Research on children with autism is important because of the well documented variability in treatment response.  Every child responds differently to behaviorally based treatments and there is no “one size fits all” remedy.  Each child may require a unique approach, yet there is little information available about how to decide exactly what that approach should be for each child. Jobin described how autism is considered a spectrum disorder which encompasses a wide variety of symptoms and subtypes. 

Autism is typically not diagnosed until the age of three.  One major symptom is the lack of language ability.  Most children have many words by the age of three while autistic children may have none or very few.

Jobin discussed and compared how two different types of behavioral therapy can help to improve language ability (the number of words spoken) in autistic children.  She provided the two types of therapy to two equal groups of autistic children and then compared the observed change in the number of words used by the child. 

One was called Picture Exchange Communication Systems (PECS) and one was called Pivotal Response Training (PRT).  PECS relies on teaching the children to communicate using pictures.  PRT relies on teaching children to communicate with only words and rewarding them with praise or some other reward each time they say a word.  When she looked over her research, it appeared that both types of treatment helped and that they did so equally, children from both groups spoke more words and kept this ability long after the treatment.

On average, children were helped by the treatment, but not each individual child benefited from therapy.  This was the case for both therapies.

So Jobin took a look at individual characteristics of the children in the study and tried to correlate characteristics of the child with success for each type of therapy.  She hoped to find out what could be predictive of whether PECS or PRT training worked best. 

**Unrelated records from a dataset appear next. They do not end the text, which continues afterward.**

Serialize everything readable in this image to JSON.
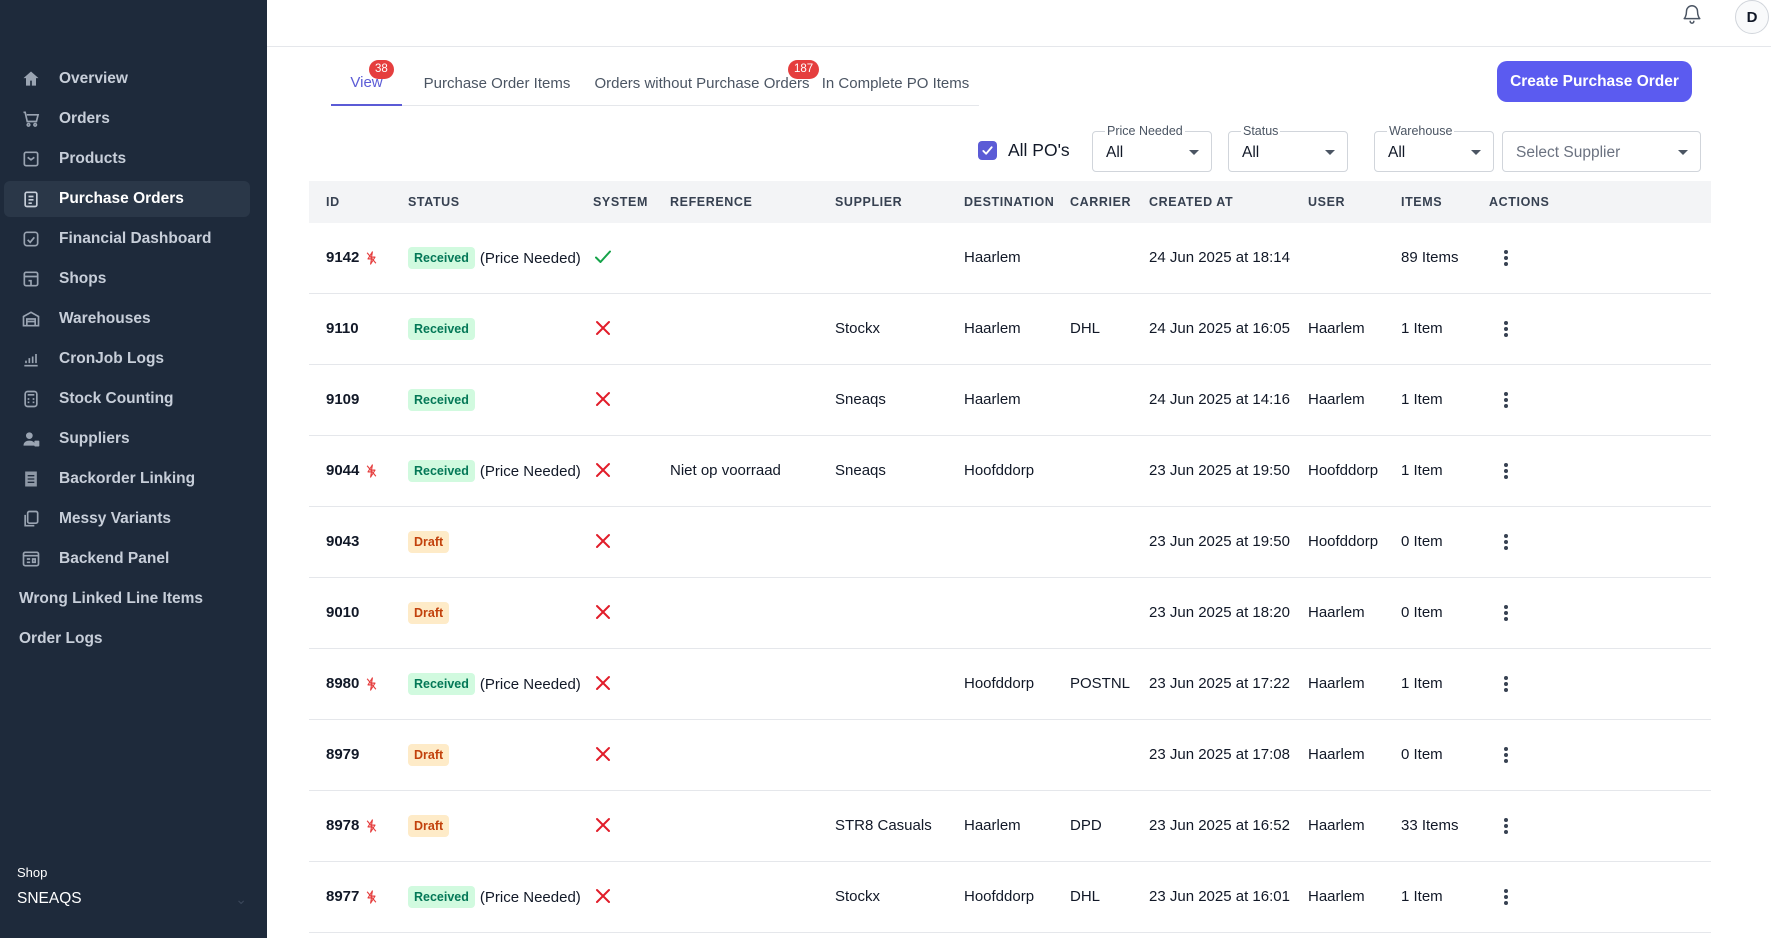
{
  "sidebar": {
    "items": [
      {
        "label": "Overview",
        "icon": "home-icon",
        "active": false
      },
      {
        "label": "Orders",
        "icon": "cart-icon",
        "active": false
      },
      {
        "label": "Products",
        "icon": "inbox-icon",
        "active": false
      },
      {
        "label": "Purchase Orders",
        "icon": "clipboard-icon",
        "active": true
      },
      {
        "label": "Financial Dashboard",
        "icon": "dashboard-icon",
        "active": false
      },
      {
        "label": "Shops",
        "icon": "shop-icon",
        "active": false
      },
      {
        "label": "Warehouses",
        "icon": "warehouse-icon",
        "active": false
      },
      {
        "label": "CronJob Logs",
        "icon": "chart-icon",
        "active": false
      },
      {
        "label": "Stock Counting",
        "icon": "calculator-icon",
        "active": false
      },
      {
        "label": "Suppliers",
        "icon": "user-box-icon",
        "active": false
      },
      {
        "label": "Backorder Linking",
        "icon": "list-icon",
        "active": false
      },
      {
        "label": "Messy Variants",
        "icon": "copy-icon",
        "active": false
      },
      {
        "label": "Backend Panel",
        "icon": "panel-icon",
        "active": false
      },
      {
        "label": "Wrong Linked Line Items",
        "icon": "",
        "active": false
      },
      {
        "label": "Order Logs",
        "icon": "",
        "active": false
      }
    ],
    "shop_label": "Shop",
    "shop_value": "SNEAQS"
  },
  "topbar": {
    "avatar_initial": "D"
  },
  "tabs": [
    {
      "label": "View",
      "badge": "38",
      "active": true
    },
    {
      "label": "Purchase Order Items",
      "badge": "",
      "active": false
    },
    {
      "label": "Orders without Purchase Orders",
      "badge": "187",
      "active": false
    },
    {
      "label": "In Complete PO Items",
      "badge": "",
      "active": false
    }
  ],
  "create_button": "Create Purchase Order",
  "filters": {
    "all_pos_label": "All PO's",
    "all_pos_checked": true,
    "price_needed": {
      "label": "Price Needed",
      "value": "All"
    },
    "status": {
      "label": "Status",
      "value": "All"
    },
    "warehouse": {
      "label": "Warehouse",
      "value": "All"
    },
    "supplier": {
      "placeholder": "Select Supplier"
    }
  },
  "table": {
    "headers": [
      "ID",
      "STATUS",
      "SYSTEM",
      "REFERENCE",
      "SUPPLIER",
      "DESTINATION",
      "CARRIER",
      "CREATED AT",
      "USER",
      "ITEMS",
      "ACTIONS"
    ],
    "rows": [
      {
        "id": "9142",
        "rush": true,
        "status": "Received",
        "price_needed": "(Price Needed)",
        "system": true,
        "reference": "",
        "supplier": "",
        "destination": "Haarlem",
        "carrier": "",
        "created_at": "24 Jun 2025 at 18:14",
        "user": "",
        "items": "89 Items"
      },
      {
        "id": "9110",
        "rush": false,
        "status": "Received",
        "price_needed": "",
        "system": false,
        "reference": "",
        "supplier": "Stockx",
        "destination": "Haarlem",
        "carrier": "DHL",
        "created_at": "24 Jun 2025 at 16:05",
        "user": "Haarlem",
        "items": "1 Item"
      },
      {
        "id": "9109",
        "rush": false,
        "status": "Received",
        "price_needed": "",
        "system": false,
        "reference": "",
        "supplier": "Sneaqs",
        "destination": "Haarlem",
        "carrier": "",
        "created_at": "24 Jun 2025 at 14:16",
        "user": "Haarlem",
        "items": "1 Item"
      },
      {
        "id": "9044",
        "rush": true,
        "status": "Received",
        "price_needed": "(Price Needed)",
        "system": false,
        "reference": "Niet op voorraad",
        "supplier": "Sneaqs",
        "destination": "Hoofddorp",
        "carrier": "",
        "created_at": "23 Jun 2025 at 19:50",
        "user": "Hoofddorp",
        "items": "1 Item"
      },
      {
        "id": "9043",
        "rush": false,
        "status": "Draft",
        "price_needed": "",
        "system": false,
        "reference": "",
        "supplier": "",
        "destination": "",
        "carrier": "",
        "created_at": "23 Jun 2025 at 19:50",
        "user": "Hoofddorp",
        "items": "0 Item"
      },
      {
        "id": "9010",
        "rush": false,
        "status": "Draft",
        "price_needed": "",
        "system": false,
        "reference": "",
        "supplier": "",
        "destination": "",
        "carrier": "",
        "created_at": "23 Jun 2025 at 18:20",
        "user": "Haarlem",
        "items": "0 Item"
      },
      {
        "id": "8980",
        "rush": true,
        "status": "Received",
        "price_needed": "(Price Needed)",
        "system": false,
        "reference": "",
        "supplier": "",
        "destination": "Hoofddorp",
        "carrier": "POSTNL",
        "created_at": "23 Jun 2025 at 17:22",
        "user": "Haarlem",
        "items": "1 Item"
      },
      {
        "id": "8979",
        "rush": false,
        "status": "Draft",
        "price_needed": "",
        "system": false,
        "reference": "",
        "supplier": "",
        "destination": "",
        "carrier": "",
        "created_at": "23 Jun 2025 at 17:08",
        "user": "Haarlem",
        "items": "0 Item"
      },
      {
        "id": "8978",
        "rush": true,
        "status": "Draft",
        "price_needed": "",
        "system": false,
        "reference": "",
        "supplier": "STR8 Casuals",
        "destination": "Haarlem",
        "carrier": "DPD",
        "created_at": "23 Jun 2025 at 16:52",
        "user": "Haarlem",
        "items": "33 Items"
      },
      {
        "id": "8977",
        "rush": true,
        "status": "Received",
        "price_needed": "(Price Needed)",
        "system": false,
        "reference": "",
        "supplier": "Stockx",
        "destination": "Hoofddorp",
        "carrier": "DHL",
        "created_at": "23 Jun 2025 at 16:01",
        "user": "Haarlem",
        "items": "1 Item"
      }
    ]
  },
  "colors": {
    "sidebar_bg": "#1e2a3b",
    "accent": "#5b5bf0",
    "badge_red": "#e53e3e",
    "received_bg": "#d1fadf",
    "draft_bg": "#feebc8",
    "system_ok": "#16a34a",
    "system_no": "#e11d2a"
  }
}
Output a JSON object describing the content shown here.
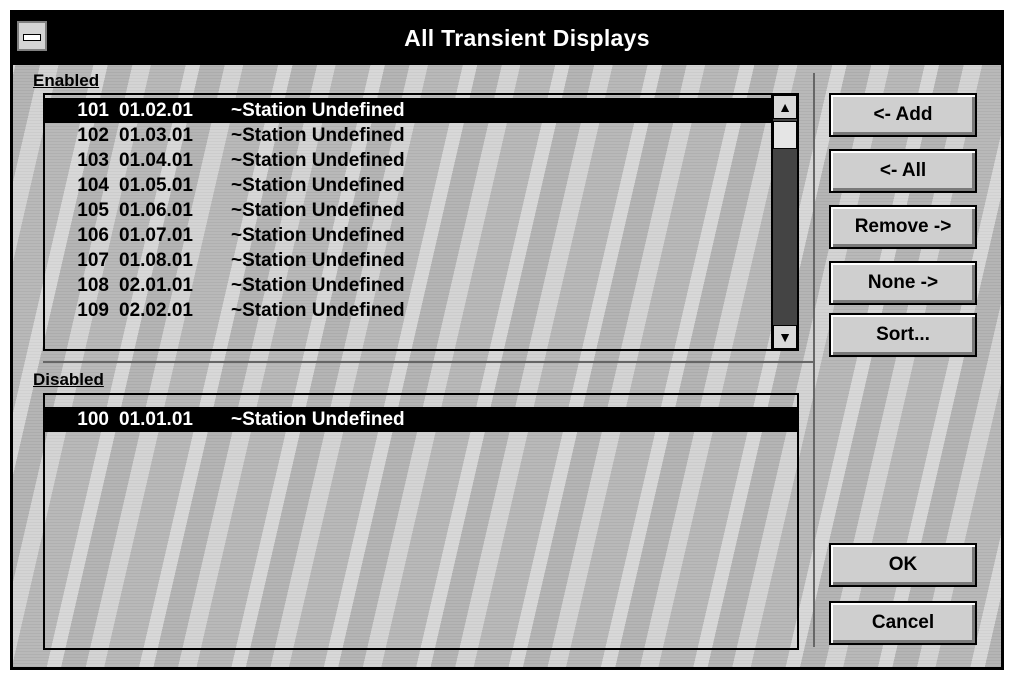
{
  "window": {
    "title": "All Transient Displays"
  },
  "enabled": {
    "label": "Enabled",
    "items": [
      {
        "num": "101",
        "code": "01.02.01",
        "name": "~Station Undefined"
      },
      {
        "num": "102",
        "code": "01.03.01",
        "name": "~Station Undefined"
      },
      {
        "num": "103",
        "code": "01.04.01",
        "name": "~Station Undefined"
      },
      {
        "num": "104",
        "code": "01.05.01",
        "name": "~Station Undefined"
      },
      {
        "num": "105",
        "code": "01.06.01",
        "name": "~Station Undefined"
      },
      {
        "num": "106",
        "code": "01.07.01",
        "name": "~Station Undefined"
      },
      {
        "num": "107",
        "code": "01.08.01",
        "name": "~Station Undefined"
      },
      {
        "num": "108",
        "code": "02.01.01",
        "name": "~Station Undefined"
      },
      {
        "num": "109",
        "code": "02.02.01",
        "name": "~Station Undefined"
      }
    ],
    "selected_index": 0
  },
  "disabled": {
    "label": "Disabled",
    "items": [
      {
        "num": "100",
        "code": "01.01.01",
        "name": "~Station Undefined"
      }
    ],
    "selected_index": 0
  },
  "buttons": {
    "add": "<- Add",
    "all": "<- All",
    "remove": "Remove ->",
    "none": "None ->",
    "sort": "Sort...",
    "ok": "OK",
    "cancel": "Cancel"
  },
  "icons": {
    "system_menu": "system-menu-icon",
    "scroll_up": "up-arrow-icon",
    "scroll_down": "down-arrow-icon"
  }
}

There is a critical early period in which children really benefit from intervention treatments such as PECS or PRT.  So, trying to figure out what would be the best intervention for a particular child before choosing what type of treatment to provide is very important.  If Jobin could devise methods to determine this early on, treatment outcomes could be better for more children with autism. 

She found that the amount of language that a child came to the study with in the beginning of the study was a great predictor of what method of treatment would work best for the child.  Future research will look to find other predictive factors that can help clinicians to choose the best treatments for children accurately and as early as possible. 

This is a great example of research that is theoretical and, at the same time, can have important applications that can benefit individuals and society.